As the car with Sophie and company turned onto the drive leading to Linc’s former home, which was to be theirs now that he’d moved in with Bets O’Hanlon, he noticed a large black lorry with a crane idling down the road with its hazards on. He wondered if it was having mechanical issues, so he continued straight and pulled up alongside it. There was a flatbed behind it. God, it was a monstrosity.

The driver rolled his window down after Jamie made the motion with his hands. “You having trouble?”

The older man pulled his brown cap down further on his forehead before responding, “No, we were just waiting for the people at that drive you just passed to arrive. We have business with them.”

He didn’t like the way the man wouldn’t meet his eyes. He could hear a few other men in the back of the cab, but he couldn’t see them. They weren’t from around here. “I’m friends of theirs and can tell them—”

“I’ll follow you in then,” the driver responded and promptly rolled up his window.

Jamie took a moment before turning around. Surely he was overreacting. Linc was probably having something delivered for Sophie and Greta last minute. Knowing him, he’d probably been brainstorming ways he could make his former home more female-friendly.

The women were stretching beside the car when he reached the house, a luxurious mobile home Linc had bought and had delivered—a brilliant solution to the housing shortage in Ireland, Jamie thought.
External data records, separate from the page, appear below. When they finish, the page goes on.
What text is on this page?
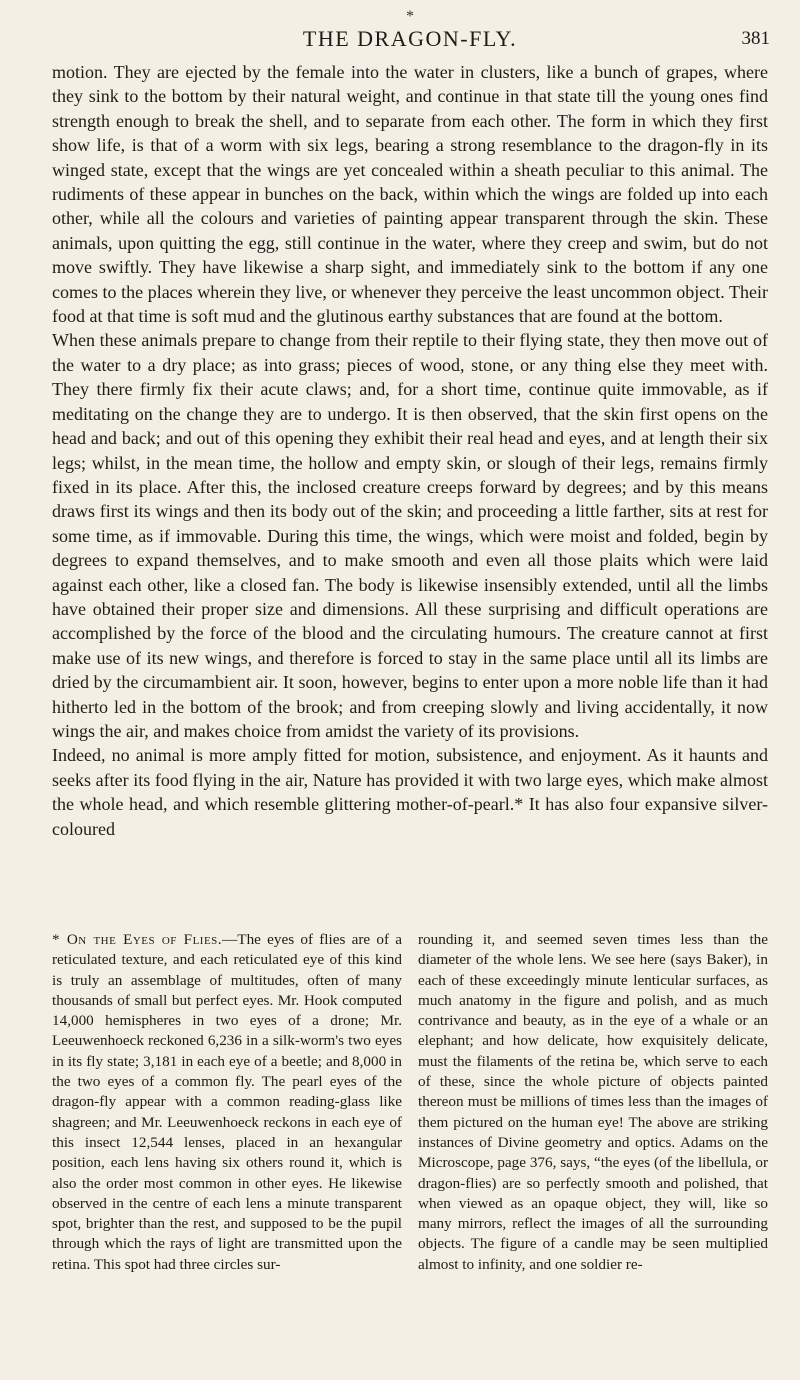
*
THE DRAGON-FLY.	381

motion. They are ejected by the female into the water in clusters, like a bunch of grapes, where they sink to the bottom by their natural weight, and continue in that state till the young ones find strength enough to break the shell, and to separate from each other. The form in which they first show life, is that of a worm with six legs, bearing a strong resemblance to the dragon-fly in its winged state, except that the wings are yet concealed within a sheath peculiar to this animal. The rudiments of these appear in bunches on the back, within which the wings are folded up into each other, while all the colours and varieties of painting appear transparent through the skin. These animals, upon quitting the egg, still continue in the water, where they creep and swim, but do not move swiftly. They have likewise a sharp sight, and immediately sink to the bottom if any one comes to the places wherein they live, or whenever they perceive the least uncommon object. Their food at that time is soft mud and the glutinous earthy substances that are found at the bottom.

When these animals prepare to change from their reptile to their flying state, they then move out of the water to a dry place; as into grass; pieces of wood, stone, or any thing else they meet with. They there firmly fix their acute claws; and, for a short time, continue quite immovable, as if meditating on the change they are to undergo. It is then observed, that the skin first opens on the head and back; and out of this opening they exhibit their real head and eyes, and at length their six legs; whilst, in the mean time, the hollow and empty skin, or slough of their legs, remains firmly fixed in its place. After this, the inclosed creature creeps forward by degrees; and by this means draws first its wings and then its body out of the skin; and proceeding a little farther, sits at rest for some time, as if immovable. During this time, the wings, which were moist and folded, begin by degrees to expand themselves, and to make smooth and even all those plaits which were laid against each other, like a closed fan. The body is likewise insensibly extended, until all the limbs have obtained their proper size and dimensions. All these surprising and difficult operations are accomplished by the force of the blood and the circulating humours. The creature cannot at first make use of its new wings, and therefore is forced to stay in the same place until all its limbs are dried by the circumambient air. It soon, however, begins to enter upon a more noble life than it had hitherto led in the bottom of the brook; and from creeping slowly and living accidentally, it now wings the air, and makes choice from amidst the variety of its provisions.

Indeed, no animal is more amply fitted for motion, subsistence, and enjoyment. As it haunts and seeks after its food flying in the air, Nature has provided it with two large eyes, which make almost the whole head, and which resemble glittering mother-of-pearl.* It has also four expansive silver-coloured

* On the Eyes of Flies.—The eyes of flies are of a reticulated texture, and each reticulated eye of this kind is truly an assemblage of multitudes, often of many thousands of small but perfect eyes. Mr. Hook computed 14,000 hemispheres in two eyes of a drone; Mr. Leeuwenhoeck reckoned 6,236 in a silk-worm's two eyes in its fly state; 3,181 in each eye of a beetle; and 8,000 in the two eyes of a common fly. The pearl eyes of the dragon-fly appear with a common reading-glass like shagreen; and Mr. Leeuwenhoeck reckons in each eye of this insect 12,544 lenses, placed in an hexangular position, each lens having six others round it, which is also the order most common in other eyes. He likewise observed in the centre of each lens a minute transparent spot, brighter than the rest, and supposed to be the pupil through which the rays of light are transmitted upon the retina. This spot had three circles sur-
rounding it, and seemed seven times less than the diameter of the whole lens. We see here (says Baker), in each of these exceedingly minute lenticular surfaces, as much anatomy in the figure and polish, and as much contrivance and beauty, as in the eye of a whale or an elephant; and how delicate, how exquisitely delicate, must the filaments of the retina be, which serve to each of these, since the whole picture of objects painted thereon must be millions of times less than the images of them pictured on the human eye! The above are striking instances of Divine geometry and optics. Adams on the Microscope, page 376, says, “the eyes (of the libellula, or dragon-flies) are so perfectly smooth and polished, that when viewed as an opaque object, they will, like so many mirrors, reflect the images of all the surrounding objects. The figure of a candle may be seen multiplied almost to infinity, and one soldier re-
Sophie’s rental car was parked in front of it.

“Mr. Fitzgerald!” Greta ran over and took his hand. “Have you seen our house and our new car? And the pasture! It’s green everywhere—so many shades Mama is in artistic heaven—but that’s why Ireland is called the Emerald Isle, right?”

“What a marvelous memory you have. That’s the way of it exactly.” He smiled at her, watching surreptitiously as her mother began to walk toward them. Ellie and Kathleen headed directly for the door of the mobile home.

My, she was beautiful, with the golds and reds of her hair shining in a patch of sunlight from above. He could quite simply look at her forever. Suddenly, he was sick of being cautious. He couldn’t wait for the right time to get her alone and ask her out. He could not do so in front of Greta.

“I wish we could have driven part of the way with you,” Sophie said, her green eyes direct, “but Ellie and Kathleen really didn’t stop talking. Not that I mind. I love their enthusiasm. They’re making sure everything is perfect inside before we get a tour.”

“They’re like puppies,” Greta said with a wide grin. “So eager.”

“Do you like puppies?” Jamie asked, casting a surreptitious glance over his shoulder as the lorry drew nearer.

“I love them! They’re so cute.”

He tucked that detail away. His friend, Kade, who took children out on pony rides, had two dogs and would surely bring them over for Greta to play with.

“Yer man said he has business here,” he told them as the driver killed the engine and swung out.

“My man?” Sophie responded, regarding him with wide-eyed shock. “I’ve never seen him before.”

“It’s an Irish saying.” He recalled his sister-in-law from America complaining about it. “It means some guy. Not someone you know.”

“Oh.”

Greta crowded closer as the driver reached them, prompting Sophie to give her little head a comforting stroke. “Honey, why don’t you go ask Ellie to show you your room?”

Her daughter didn’t move, and Jamie stepped closer so she could also take cover behind him.

Sophie sent him a brief smile, and he had the urge to draw her closer as well.

“Are you the owner of this mobile home?” the driver called out, playing with his cap again.

“No, that would be Linc Buchanan,” Sophie responded. “But I’ll be living here. We just arrived today.”

The man pulled out a thick stack of papers from his coat, walked closer, and thrust them out aggressively.

Jamie stepped in front of Sophie. “Watch yourself.”

“I’m not the one in the wrong,” the man answered tersely. “The owner doesn’t have the right permits for this mobile home. I’m here to take it.”

“What?” Sophie’s outrage carried across the yard, prompting Ellie and Kathleen to hurry out of the front door.

“That’s impossible,” Jamie said calmly. “I know for certain Linc Buchanan secured the necessary permits.” They’d had this kind of problem before, after all, and Linc was nothing if not thorough.

“See for yourself.” The man thrust the documentation against Jamie’s chest and whistled loudly.